How do you determine if there is a relationship between two quantitative variables?

Today I was feeling extra-hungry so I went to an all-you-can-eat buffet. There is a wide variety of dishes and desserts, but what really caught my attention was the pricing chart for children under the age of \(15\). The younger they were, the less they would charge them.

After thinking about it for a while, it made perfect sense to me. Because toddlers don't eat as much as teenagers, it is fine to charge them less. It seems that there is a relationship between age and the amount of food a person eats. How to study this relationship? Maybe you could run a survey for this research!

Whenever you are looking at the relation between two variables that you can measure you are dealing with two quantitative variables. Here you will learn how to study their relationship and the techniques used for their representation.

Relationship between Two Quantitative Variables

Before proceeding, it is important to review the difference between quantitative and categorical variables.

A quantitative variable is a variable that can be measured with units.

It does not matter which type of units you are using, as long as you can measure a variable then it is a quantitative variable. What about categorical variables?

A categorical variable, also known as a qualitative variable, is a variable whose properties are described rather than measured.

Categorical variables are usually things like colors, names, favorite meals, and so on.

Suppose you are doing a survey in your neighborhood, and you will ask for the following data:

  • Age
  • Gender
  • Height
  • Last name
  • Favorite activity

Which variables are quantitative, and which are categorical?

Answer:

To find which variables are quantitative you must ask yourself which variables can be measured. From the given list, age is typically measured in years, while you can measure height in feet, inches, meters, or more units. This means that the quantitative variables are:

  • Age
  • Height

The rest of the variables will be given as words rather than numbers, so it is easier to think of them either as labels (in the case of the last name) or as a description of themselves (like gender and their favorite activity). So, the categorical variables are:

  • Gender
  • Last name
  • Favorite activity

Typically, a survey is made in order to gather data for its inspection. Decisions are made based on conclusions drawn from data, so it is important to analyze the relationship between variables.
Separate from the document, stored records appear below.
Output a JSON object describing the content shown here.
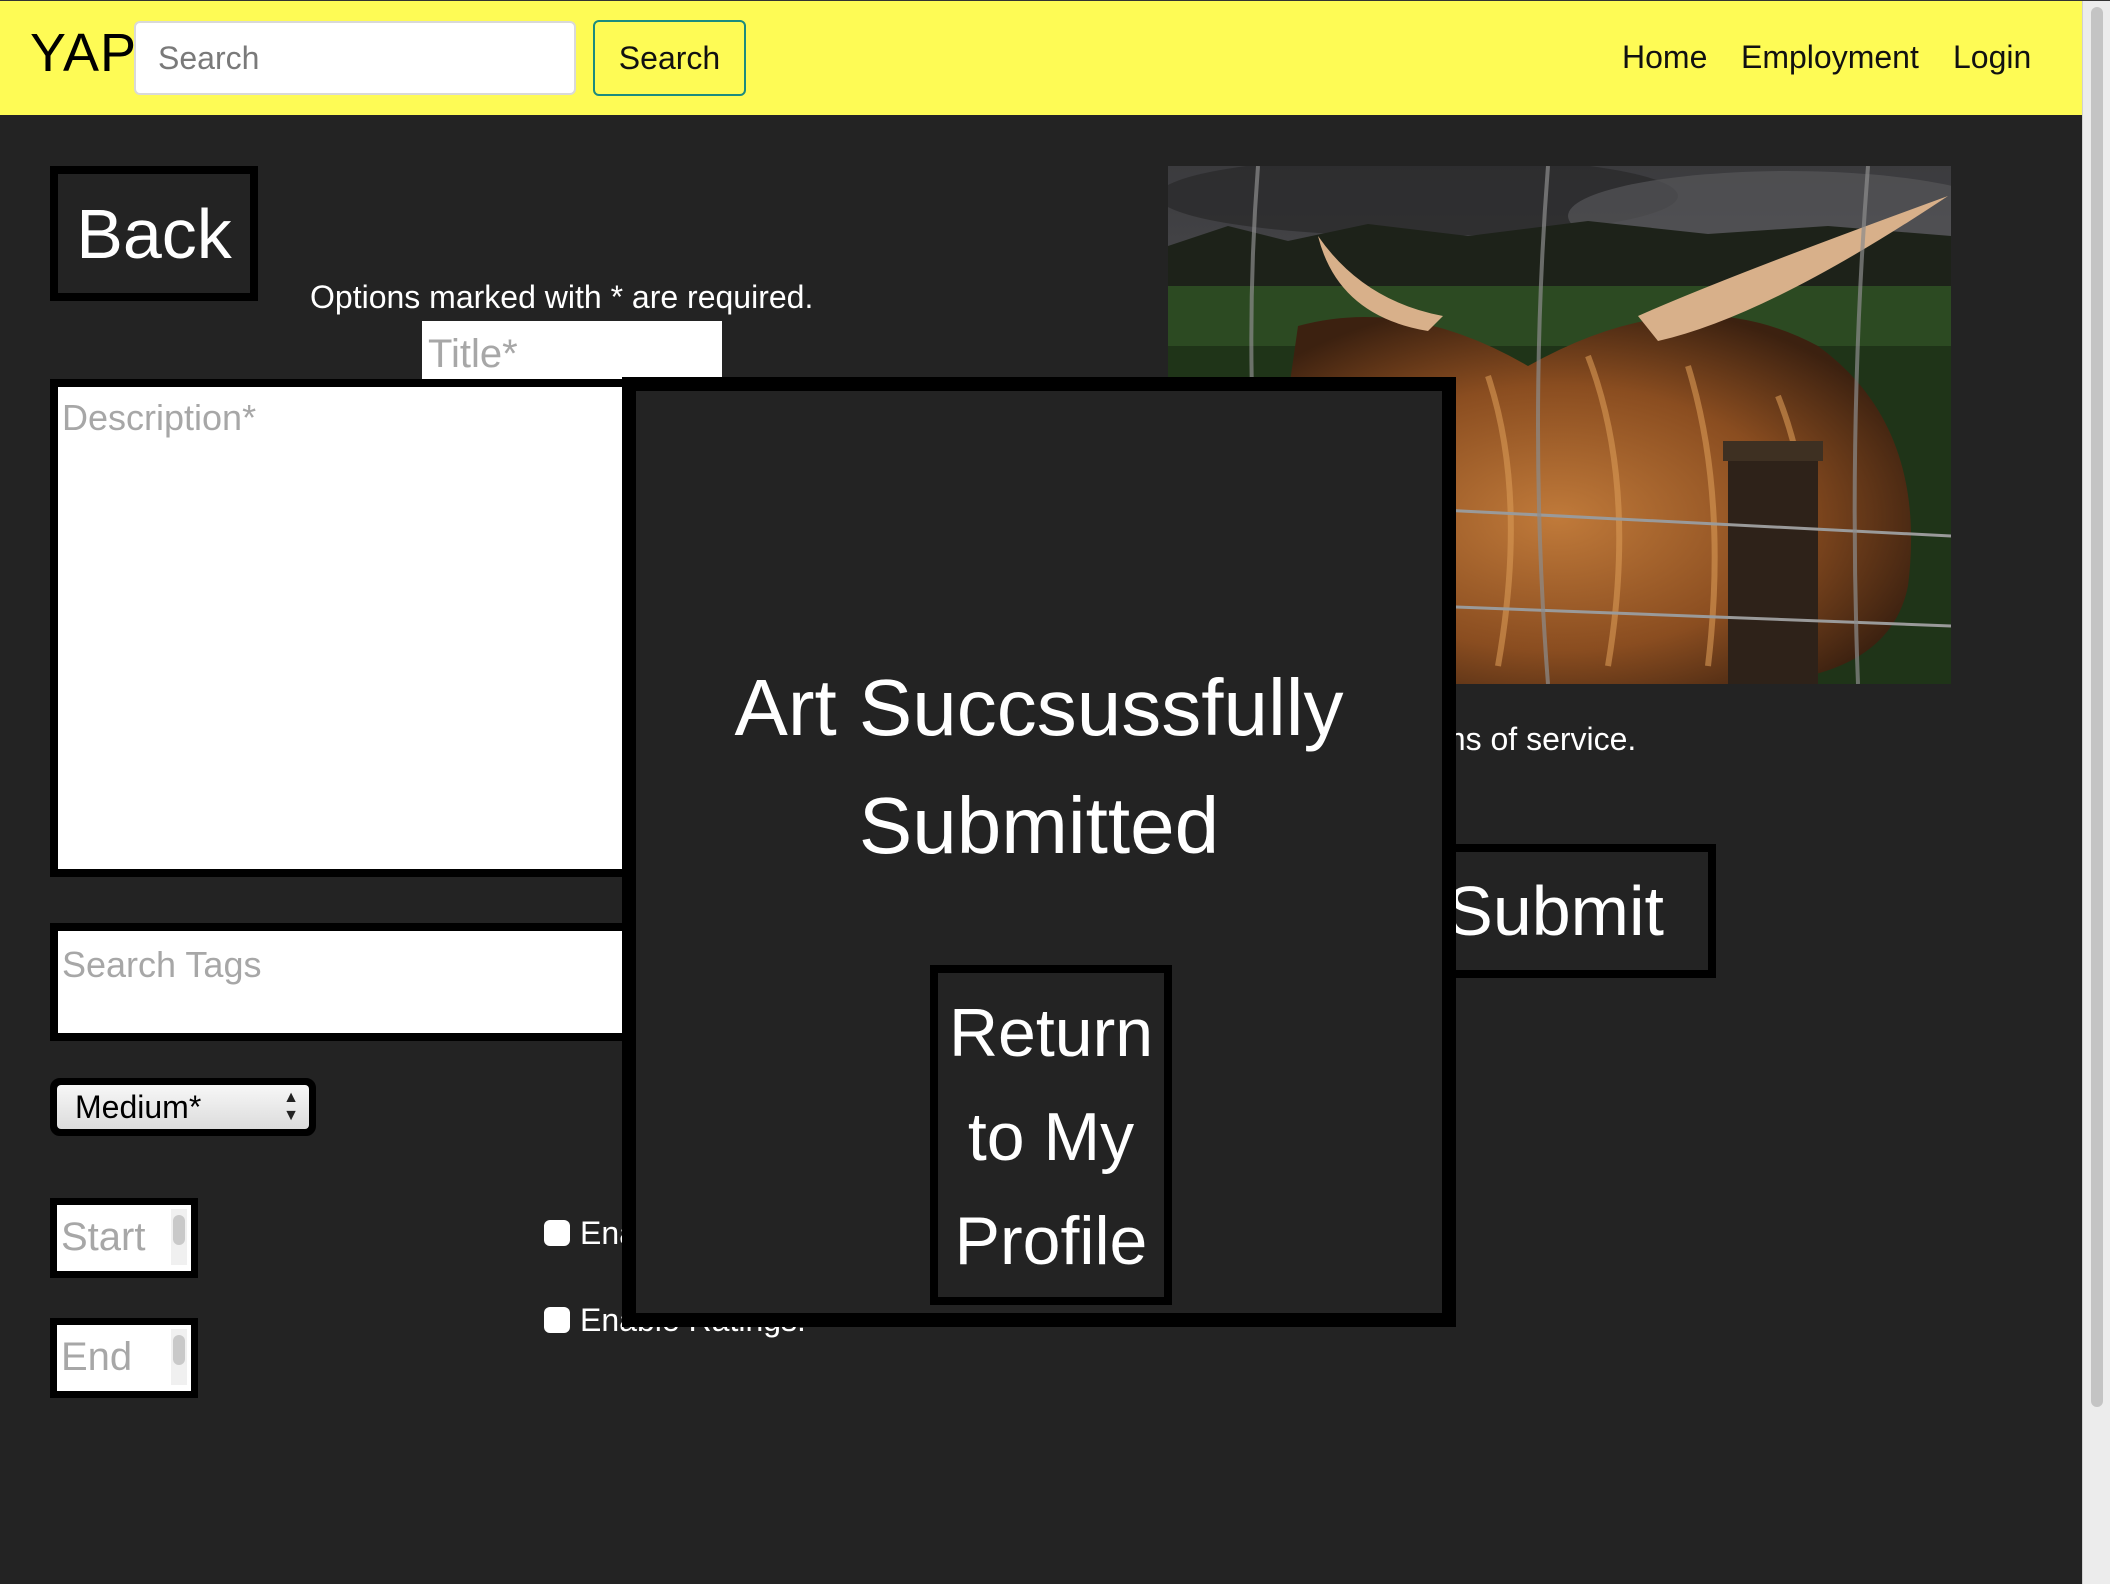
{
  "navbar": {
    "brand": "YAP",
    "search_placeholder": "Search",
    "search_button": "Search",
    "links": [
      "Home",
      "Employment",
      "Login"
    ]
  },
  "form": {
    "back_button": "Back",
    "required_note": "Options marked with * are required.",
    "title_placeholder": "Title*",
    "description_placeholder": "Description*",
    "tags_placeholder": "Search Tags",
    "medium_selected": "Medium*",
    "start_placeholder": "Start",
    "end_placeholder": "End",
    "checkbox_1_label_visible": "Ena",
    "checkbox_2_label_visible": "Enable Ratings:",
    "terms_visible": "e read and agree to the terms of service.",
    "submit_button": "Submit"
  },
  "modal": {
    "title": "Art Succsussfully Submitted",
    "button": "Return to My Profile"
  },
  "image": {
    "subject": "highland-cow-photo"
  },
  "colors": {
    "navbar_bg": "#fefb55",
    "page_bg": "#232323",
    "border": "#000000",
    "search_button_border": "#1c8b7e"
  }
}
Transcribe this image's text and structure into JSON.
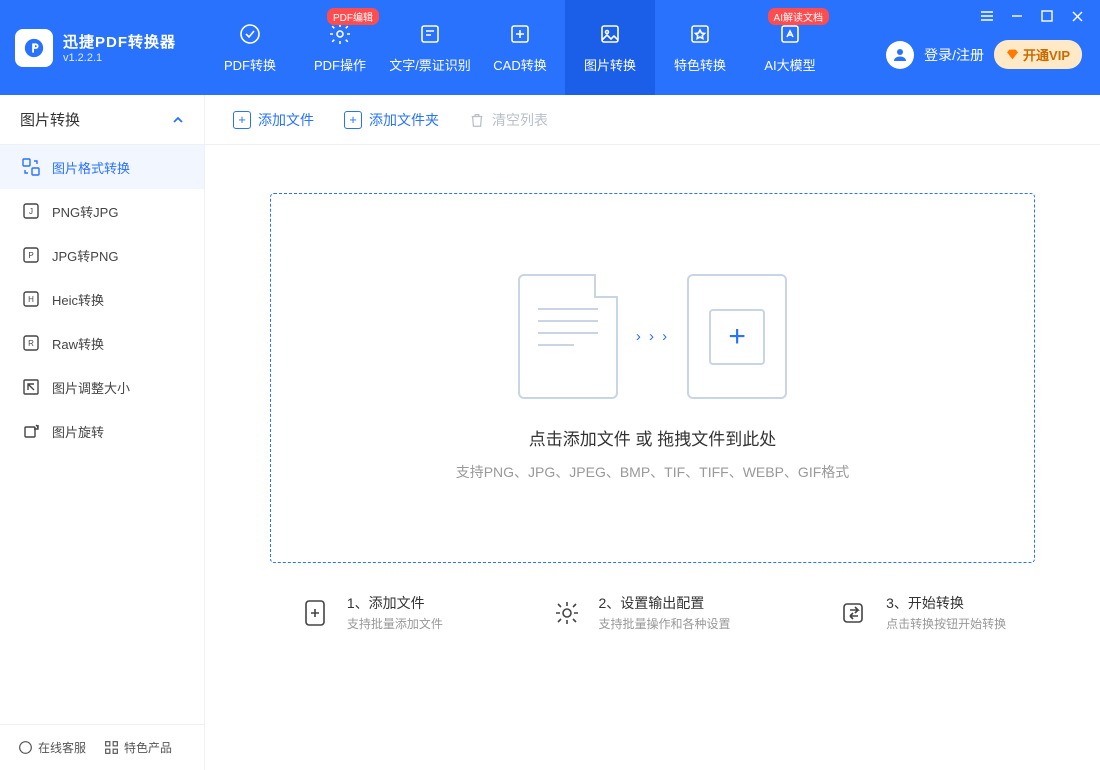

When comparing two quantitative variables you can have a clearer picture of the data by organizing it according to the numerical values that are being represented. This is not the case for categorical variables, as you will see in the next example.

Suppose you want to make a graph to study the relationship between these two pairs of variables:

  • Height and weight of male high school students.
  • Favorite sport and favorite color of male high school students.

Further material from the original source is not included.